JPMorgan Chase & Co. has awarded $50,000 to the University of Missouri-Kansas City’s Free Enterprise Center. The planned center will give budding local businesses the use of high-tech equipment, including 3-D printers to help develop innovative products.

When it opens, the UMKC Free Enterprise Center will operate at 215 Volker Blvd. The Kauffman Foundation has pledged $5 million to the project, and this spring, the Robert W. Plaster Foundation promised $2 million.

The donation from JPMorgan Chase is part of the global financial services firm’s new Small Business Forward initiative, a five-year, $30 million grant program to advance small business support networks that help rising ventures in specific industries.

Other cities to receive opening grants from the Small Business Forward program are Chicago; Detroit; Los Angeles; Milwaukee; Newark, NJ; New Orleans; San Francisco; Seattle; and St. Louis.

The grant program is designed to promote each region’s competitive viability and economic productivity by funding nonprofit organizations that are part of business concentrations dubbed economic “clusters.” Almost half of the successful clusters in the country’s 10 biggest metropolitan areas expanded at about triple the rate of other local businesses from 2003 to 2011, according to a new study from the Initiative for a Competitive Inner City (ICIC). The study was commissioned by JPMorgan Chase.

“Beyond their vital role in our economy, small businesses are often the source of innovation and inspiration,” Scott Geller, CEO of Chase Business Banking, said in a release. “Helping local, small business clusters grow faster and create more jobs will take JPMorgan Chase’s involvement in the entrepreneurial community to a new level.”

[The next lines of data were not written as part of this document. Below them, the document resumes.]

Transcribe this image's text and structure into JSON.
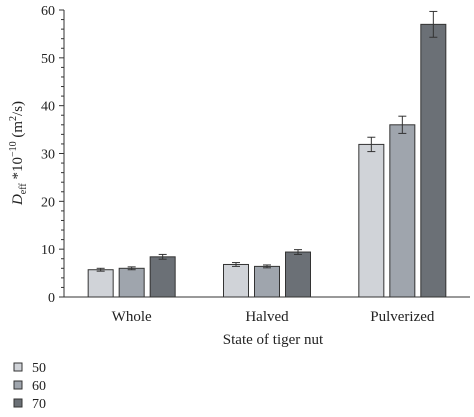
{
  "chart_data": {
    "type": "bar",
    "xlabel": "State of tiger nut",
    "ylabel": {
      "base": "D",
      "subscript": "eff",
      "expr": " *10",
      "superscript": "−10",
      "unit_open": " (m",
      "unit_sup": "2",
      "unit_close": "/s)"
    },
    "ylim": [
      0,
      60
    ],
    "yticks": [
      0,
      10,
      20,
      30,
      40,
      50,
      60
    ],
    "categories": [
      "Whole",
      "Halved",
      "Pulverized"
    ],
    "series": [
      {
        "name": "50",
        "color": "#d0d3d8",
        "values": [
          5.7,
          6.8,
          31.9
        ],
        "errors": [
          0.3,
          0.4,
          1.5
        ]
      },
      {
        "name": "60",
        "color": "#9fa5ad",
        "values": [
          6.0,
          6.4,
          36.0
        ],
        "errors": [
          0.3,
          0.3,
          1.8
        ]
      },
      {
        "name": "70",
        "color": "#6b7076",
        "values": [
          8.4,
          9.4,
          57.0
        ],
        "errors": [
          0.5,
          0.5,
          2.7
        ]
      }
    ],
    "legend_position": "bottom-left",
    "grid": false
  }
}
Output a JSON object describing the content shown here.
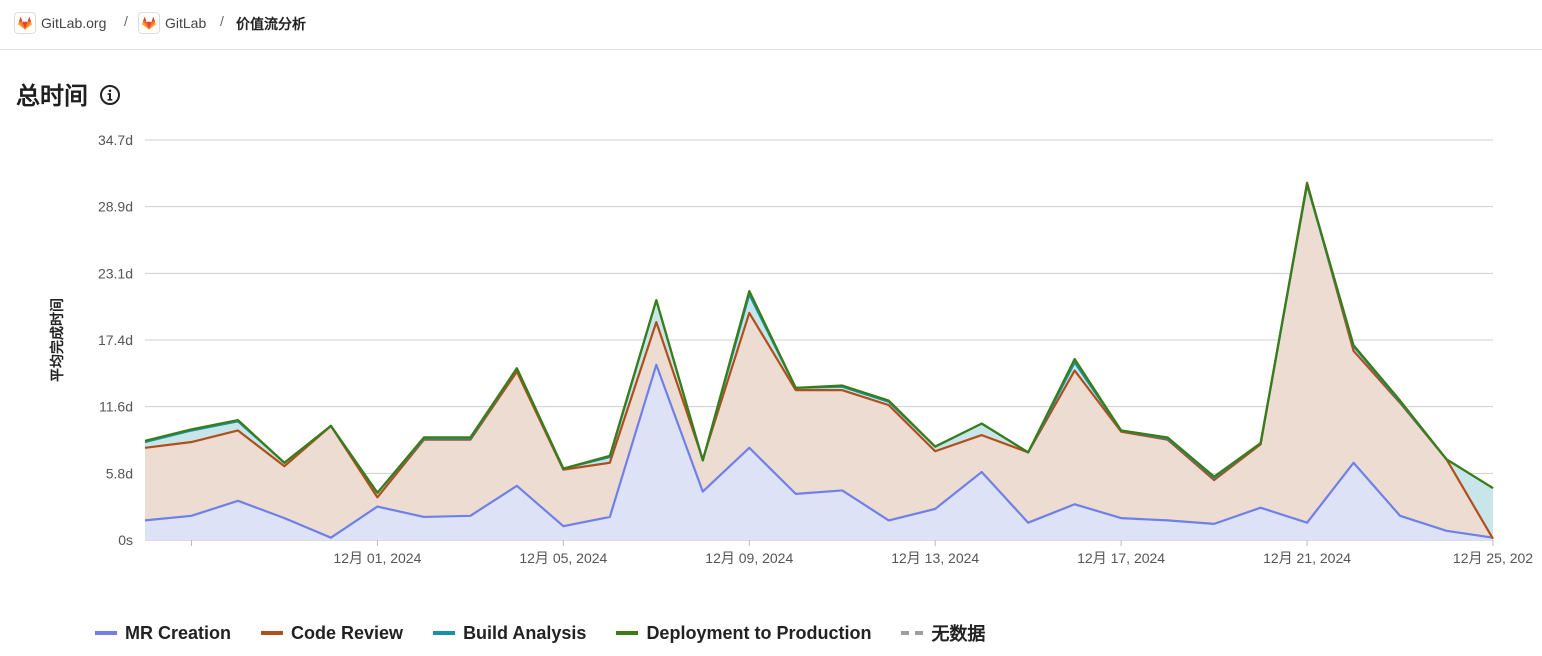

U.S. Rep. Sam Graves of Missouri, chair of the House Small Business Committee, said that private sector investments like the Small Business Forward program “not only fuel business startups, but really transform communities and local economies.”

“We applaud JPMorgan Chase for providing private sector leverage for these organic movements of innovation and ingenuity,” Graves said in a release. “As our nation’s recovery continues, this program will truly assist small business to network and find resources within their local community that allow them to grow and create jobs.”